一、ClusterEntrypoint
当用户用Session cli命令启动集群时,首先会在Flink集群启动脚本中调用ClusterEntrypoint抽象类中提供的main()方法,以启动和运行相应类型的集群环境。
也就是说,ClusterEntrypoint是整个集群的入口类,且带有main()方法。在运行时管理中,所有的服务都是通过CE类进行触发和启动,进而完成核心组件的创建和初始化。
我们先通过下图看一下CE抽象类的继承关系
可以看到ClusterEntrypoint分为两类
- SessionClusterEntrypoint
- 只建立一个集群,能够同时运行多个作业,这样资源利用率更高,但是如果集群挂掉, 会影响很多作业。
- JobClusterEntrypoint
- 又叫Per-job模式,为每个job单独创建一个集群,这样如果集群挂掉也只影响一个任务。
standalone对应的本地模式,mesos、yarn集群模式的不同调度器。
我们再从StandaloneSessionClusterEntrypoint中的main()方法开始,看看ClusterEntrypoint如何启动集群
public static void main(String[] args) {
// startup checks and logging 启动配置检查和日志加载
EnvironmentInformation.logEnvironmentInfo(LOG, StandaloneSessionClusterEntrypoint.class.getSimpleName(), args);
SignalHandler.register(LOG);
JvmShutdownSafeguard.installAsShutdownHook(LOG);
EntrypointClusterConfiguration entrypointClusterConfiguration = null;
final CommandLineParser<EntrypointClusterConfiguration> commandLineParser = new CommandLineParser<>(new EntrypointClusterConfigurationParserFactory());
try {
entrypointClusterConfiguration = commandLineParser.parse(args);
} catch (FlinkParseException e) {
LOG.error("Could not parse command line arguments {}.", args, e);
commandLineParser.printHelp(StandaloneSessionClusterEntrypoint.class.getSimpleName());
System.exit(1);
}
Configuration configuration = loadConfiguration(entrypointClusterConfiguration);
StandaloneSessionClusterEntrypoint entrypoint = new StandaloneSessionClusterEntrypoint(configuration);
//经过上面一系列的配置之后,通过调用CE抽象类的runClusterEntrypoint启动
ClusterEntrypoint.runClusterEntrypoint(entrypoint);
}
通过最后一行代码我们可以发现,经过一系列的配置和日志加载,最后调用了ClusterEntrypoint里的runClusterEntrypoint方法。我们再来看看这个方法干了什么。

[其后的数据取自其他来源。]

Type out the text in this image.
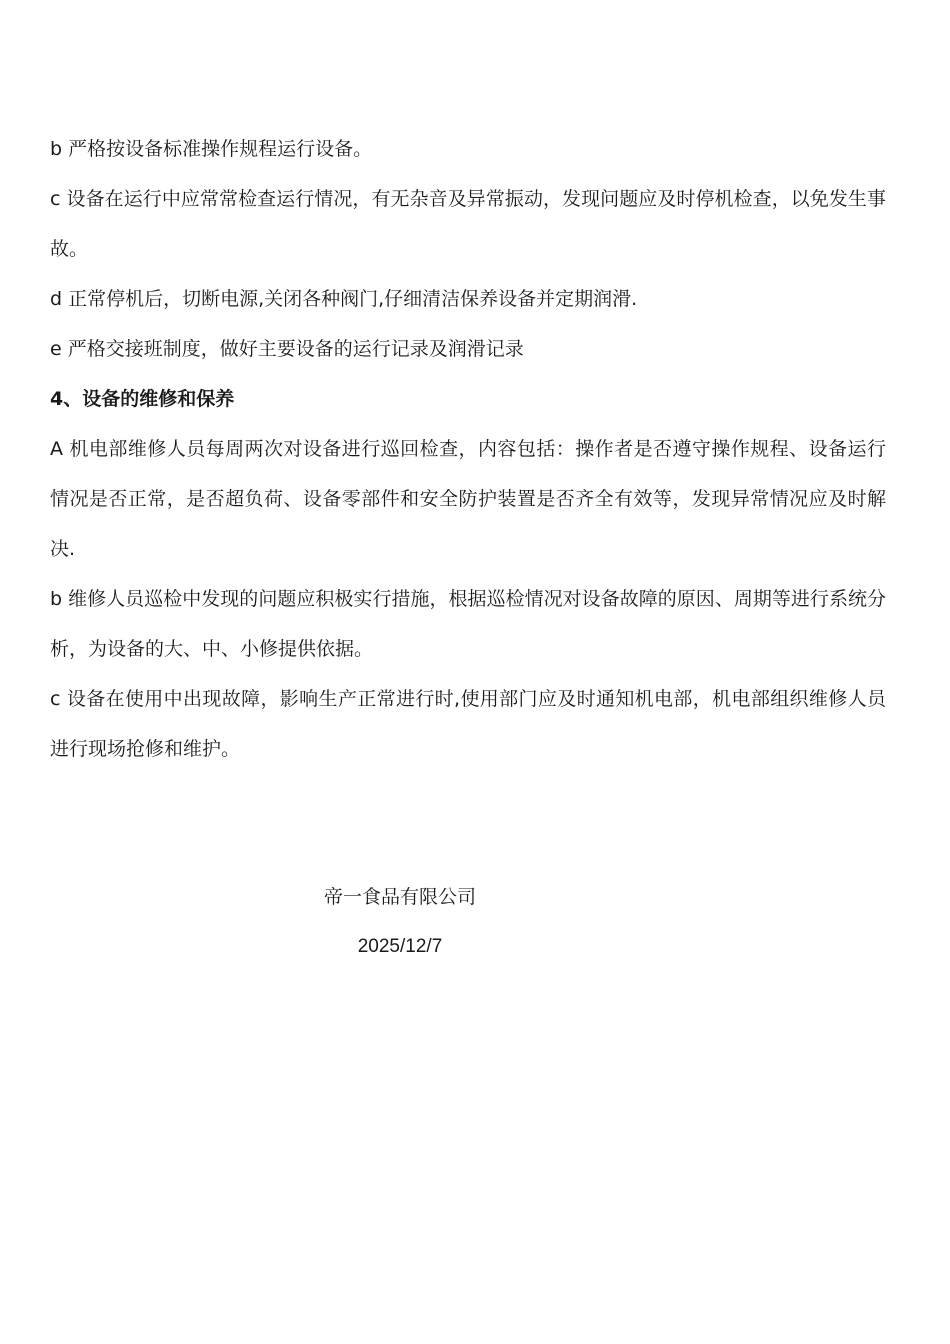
b 严格按设备标准操作规程运行设备。

c 设备在运行中应常常检查运行情况，有无杂音及异常振动，发现问题应及时停机检查，以免发生事故。

d 正常停机后，切断电源,关闭各种阀门,仔细清洁保养设备并定期润滑.

e 严格交接班制度，做好主要设备的运行记录及润滑记录

4、设备的维修和保养

A 机电部维修人员每周两次对设备进行巡回检查，内容包括：操作者是否遵守操作规程、设备运行情况是否正常，是否超负荷、设备零部件和安全防护装置是否齐全有效等，发现异常情况应及时解决.

b 维修人员巡检中发现的问题应积极实行措施，根据巡检情况对设备故障的原因、周期等进行系统分析，为设备的大、中、小修提供依据。

c 设备在使用中出现故障，影响生产正常进行时,使用部门应及时通知机电部，机电部组织维修人员进行现场抢修和维护。

帝一食品有限公司
2025/12/7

public static void runClusterEntrypoint(ClusterEntrypoint clusterEntrypoint) {
final String clusterEntrypointName = clusterEntrypoint.getClass().getSimpleName();
try {
clusterEntrypoint.startCluster();//⭐通过这一行启动集群
} catch (ClusterEntrypointException e) {
LOG.error(String.format("Could not start cluster entrypoint %s.", clusterEntrypointName), e);
System.exit(STARTUP_FAILURE_RETURN_CODE);
}
clusterEntrypoint.getTerminationFuture().whenComplete((applicationStatus, throwable) -> {
final int returnCode;
if (throwable != null) {
returnCode = RUNTIME_FAILURE_RETURN_CODE;
} else {
returnCode = applicationStatus.processExitCode();
}
LOG.info("Terminating cluster entrypoint process {} with exit code {}.", clusterEntrypointName, returnCode, throwable);
System.exit(returnCode);
});
}
上述代码中带⭐的代码又调用的CE.startCluster()继续启动,然后等运行结束,用clusterEntrypoint.getTerminationFuture().whenComplete()获取运行结束状态并进行对应的处理。
我们再看看startCluster()干了什么
public void startCluster() throws ClusterEntrypointException {
LOG.info("Starting {}.", getClass().getSimpleName());
try {
configureFileSystems(configuration);//配置文件系统
SecurityContext securityContext = installSecurityContext(configuration);
securityContext.runSecured((Callable<Void>) () -> {
runCluster(configuration);//⭐在securityContext安全环境里继续启动
return null;
});
} catch (Throwable t) {
final Throwable strippedThrowable = ExceptionUtils.stripException(t, UndeclaredThrowableException.class);
try {
// clean up any partial state
shutDownAsync(
ApplicationStatus.FAILED,
ExceptionUtils.stringifyException(strippedThrowable),
false).get(INITIALIZATION_SHUTDOWN_TIMEOUT.toMilliseconds(), TimeUnit.MILLISECONDS);
} catch (InterruptedException | ExecutionException | TimeoutException e) {
strippedThrowable.addSuppressed(e);
}
throw new ClusterEntrypointException(
String.format("Failed to initialize the cluster entrypoint %s.", getClass().getSimpleName()),
strippedThrowable);
}
}
注意⭐号的代码,这里是SecurityContext在继续runCluster,而不是ClusterEntrypoint在做,继续看runCluster
private void runCluster(Configuration configuration) throws Exception {
synchronized (lock) {
//⭐初始化运行时集群需要创建的基础组件服务,如HAServices、CommonRPCService等。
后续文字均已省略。